Question

求f(x)的余式，需要解题过程

若f(x)除以(x-2)²余式为31x-51，除以(x+3)²余式为-4x-6，则
(2) f(x)除以(x-2)(x+3)²所得余式为：

Answer 1

f(x)=(x-2)^2•q(x)+31x-51 (1)
f(x)=(x+3)^2•q(x)-4x-6 (2)
由(1):f(2)=11
由(2):f(-3)=6
设f(x)=(x-2)(x+3)^2•h(x)+[a(x+3)^2-4x-6]
令x=2
f(2)=25a-14=11
a=1
所以余式为x^2+2x+3

Answer 2

f(2)=31*2-51=11 f(-3)=-4*-3-6=6
f(x)除以(x-2)(x+3)²所得余式为ax^2+bx+c
f(2)=4a+2b+c=11 f(-3)=9a-3b+c=6->a-b=-1 a,b为自然数，a/=0
-->a=-1,b=0,c=15时本方程成立。
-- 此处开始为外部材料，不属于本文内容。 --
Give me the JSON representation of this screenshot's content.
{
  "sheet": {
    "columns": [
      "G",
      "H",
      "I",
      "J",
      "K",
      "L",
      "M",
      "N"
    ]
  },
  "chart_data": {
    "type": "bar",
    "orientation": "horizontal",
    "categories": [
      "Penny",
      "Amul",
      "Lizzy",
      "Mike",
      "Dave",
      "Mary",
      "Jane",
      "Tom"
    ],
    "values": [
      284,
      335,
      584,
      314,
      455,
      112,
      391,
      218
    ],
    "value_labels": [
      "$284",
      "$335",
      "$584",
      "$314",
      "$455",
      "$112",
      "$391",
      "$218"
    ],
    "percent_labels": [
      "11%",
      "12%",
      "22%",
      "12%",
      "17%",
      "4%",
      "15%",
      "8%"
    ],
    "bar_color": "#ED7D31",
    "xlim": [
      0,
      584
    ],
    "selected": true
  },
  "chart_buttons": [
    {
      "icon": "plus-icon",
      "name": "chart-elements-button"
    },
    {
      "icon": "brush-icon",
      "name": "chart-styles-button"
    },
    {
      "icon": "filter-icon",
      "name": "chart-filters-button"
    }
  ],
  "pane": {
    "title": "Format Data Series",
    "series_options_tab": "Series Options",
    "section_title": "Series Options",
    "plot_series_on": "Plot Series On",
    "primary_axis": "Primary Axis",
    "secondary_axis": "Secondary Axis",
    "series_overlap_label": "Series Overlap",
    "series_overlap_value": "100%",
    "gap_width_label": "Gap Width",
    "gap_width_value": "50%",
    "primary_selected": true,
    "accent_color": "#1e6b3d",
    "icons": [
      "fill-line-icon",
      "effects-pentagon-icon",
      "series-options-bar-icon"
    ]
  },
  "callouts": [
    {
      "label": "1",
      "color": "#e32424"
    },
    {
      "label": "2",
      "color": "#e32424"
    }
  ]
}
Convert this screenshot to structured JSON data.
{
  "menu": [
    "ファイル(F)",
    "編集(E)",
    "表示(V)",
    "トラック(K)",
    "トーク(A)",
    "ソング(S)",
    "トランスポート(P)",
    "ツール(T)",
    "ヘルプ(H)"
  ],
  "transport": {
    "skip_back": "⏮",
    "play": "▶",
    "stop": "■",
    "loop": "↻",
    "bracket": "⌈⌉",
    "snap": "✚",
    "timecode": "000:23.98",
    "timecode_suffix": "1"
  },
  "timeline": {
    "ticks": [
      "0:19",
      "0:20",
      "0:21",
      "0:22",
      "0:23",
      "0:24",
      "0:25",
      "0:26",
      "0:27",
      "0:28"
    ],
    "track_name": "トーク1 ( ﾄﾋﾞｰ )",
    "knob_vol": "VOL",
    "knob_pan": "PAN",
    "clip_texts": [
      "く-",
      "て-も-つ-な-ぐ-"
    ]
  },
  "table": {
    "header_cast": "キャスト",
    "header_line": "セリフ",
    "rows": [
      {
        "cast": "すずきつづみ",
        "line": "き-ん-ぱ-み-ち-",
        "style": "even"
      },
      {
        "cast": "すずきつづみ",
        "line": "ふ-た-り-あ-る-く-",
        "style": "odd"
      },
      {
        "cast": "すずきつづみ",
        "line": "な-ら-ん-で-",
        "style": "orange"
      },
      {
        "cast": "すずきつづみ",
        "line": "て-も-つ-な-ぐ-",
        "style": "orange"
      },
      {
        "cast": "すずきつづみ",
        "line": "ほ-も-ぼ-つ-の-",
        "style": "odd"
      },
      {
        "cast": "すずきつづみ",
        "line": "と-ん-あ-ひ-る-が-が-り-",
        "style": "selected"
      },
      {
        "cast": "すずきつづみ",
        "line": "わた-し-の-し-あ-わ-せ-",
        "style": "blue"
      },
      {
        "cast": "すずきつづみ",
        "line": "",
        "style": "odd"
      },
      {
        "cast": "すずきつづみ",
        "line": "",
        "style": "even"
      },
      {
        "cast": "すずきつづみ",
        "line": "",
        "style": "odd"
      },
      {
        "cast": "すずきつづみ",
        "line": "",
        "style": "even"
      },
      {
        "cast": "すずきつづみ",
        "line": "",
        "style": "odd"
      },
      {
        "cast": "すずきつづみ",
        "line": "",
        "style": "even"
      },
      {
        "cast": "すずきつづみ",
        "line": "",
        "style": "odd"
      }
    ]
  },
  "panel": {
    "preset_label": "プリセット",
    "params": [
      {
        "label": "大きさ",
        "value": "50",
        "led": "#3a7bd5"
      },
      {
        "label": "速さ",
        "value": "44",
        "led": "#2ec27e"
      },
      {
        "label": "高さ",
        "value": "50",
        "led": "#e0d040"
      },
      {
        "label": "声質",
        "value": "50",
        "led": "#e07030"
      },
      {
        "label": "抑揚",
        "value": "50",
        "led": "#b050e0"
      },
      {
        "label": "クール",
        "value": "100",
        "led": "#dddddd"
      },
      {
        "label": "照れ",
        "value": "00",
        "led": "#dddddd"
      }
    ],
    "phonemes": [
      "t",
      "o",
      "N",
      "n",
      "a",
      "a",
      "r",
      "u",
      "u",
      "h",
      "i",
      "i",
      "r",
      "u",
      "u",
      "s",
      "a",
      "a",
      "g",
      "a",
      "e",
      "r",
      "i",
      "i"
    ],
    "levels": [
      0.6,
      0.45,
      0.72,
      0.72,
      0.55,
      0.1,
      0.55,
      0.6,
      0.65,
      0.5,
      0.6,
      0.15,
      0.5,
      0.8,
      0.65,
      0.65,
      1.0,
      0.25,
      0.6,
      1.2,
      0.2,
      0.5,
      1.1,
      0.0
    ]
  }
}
余数为-x^2+15

追问

a/=0是什么意思呢？

追答

a不等于0

Answer 3

f(x) = q(x).(x-2)^2 + (31x-51) (1)
f(x) = p(x).(x+3)^2 + (-4x-6) (2)
f(x) = r(x)(x-2)(x+3)^2 + (ax^2+bx+c) (3)
from (3) : f(2)= 4a+2b+c
from (1) : f(2) = 31(2) -51 =11
4a+2b+c =11 (4)
from (3) : f(-3)=9a-3b+c
from (2) : f(-3) = -4(-3) -6 = 6
9a-3b+c = 6 (5)
from (3)
f(x) = r(x)(x-2)(x+3)^2 + ( ax^2+bx+c)
f'(x) =r'(x)(x-2)(x+3)^2 +r(x)(x+3)^2 + 2r(x)(x-2)(x+3) + (2ax+b)
f'(-3) = 2a(-3) +b = -6a+b
from (2)
f(x) = p(x).(x+3)^2 + (-4x-6)
f'(x) = p'(x).(x+3)^2 + 2p(x)(x+3) -4
f'(-3) =-4
-6a+b = -4 (6)
(4)-(5)

-5a+5b = 5
a-b = -1 (7)
(6)+(7)
-5a=-3
a=3/5
from (6)

-6a+b = -4
-18/5+b=-4
b=-2/5
from (4)
4a+2b+c =11
12/5-4/5+c=11
c=47/5
f(x)除以(x-2)(x+3)²所得余式为：ax^2+bx+c =(1/5)(3x^2-2x+47)

追问

你好，请问f'(x)是导数的意思吗？这道题要用到导数的知识吗？
另外标准答案是x²+2x+3？是答案错了吗？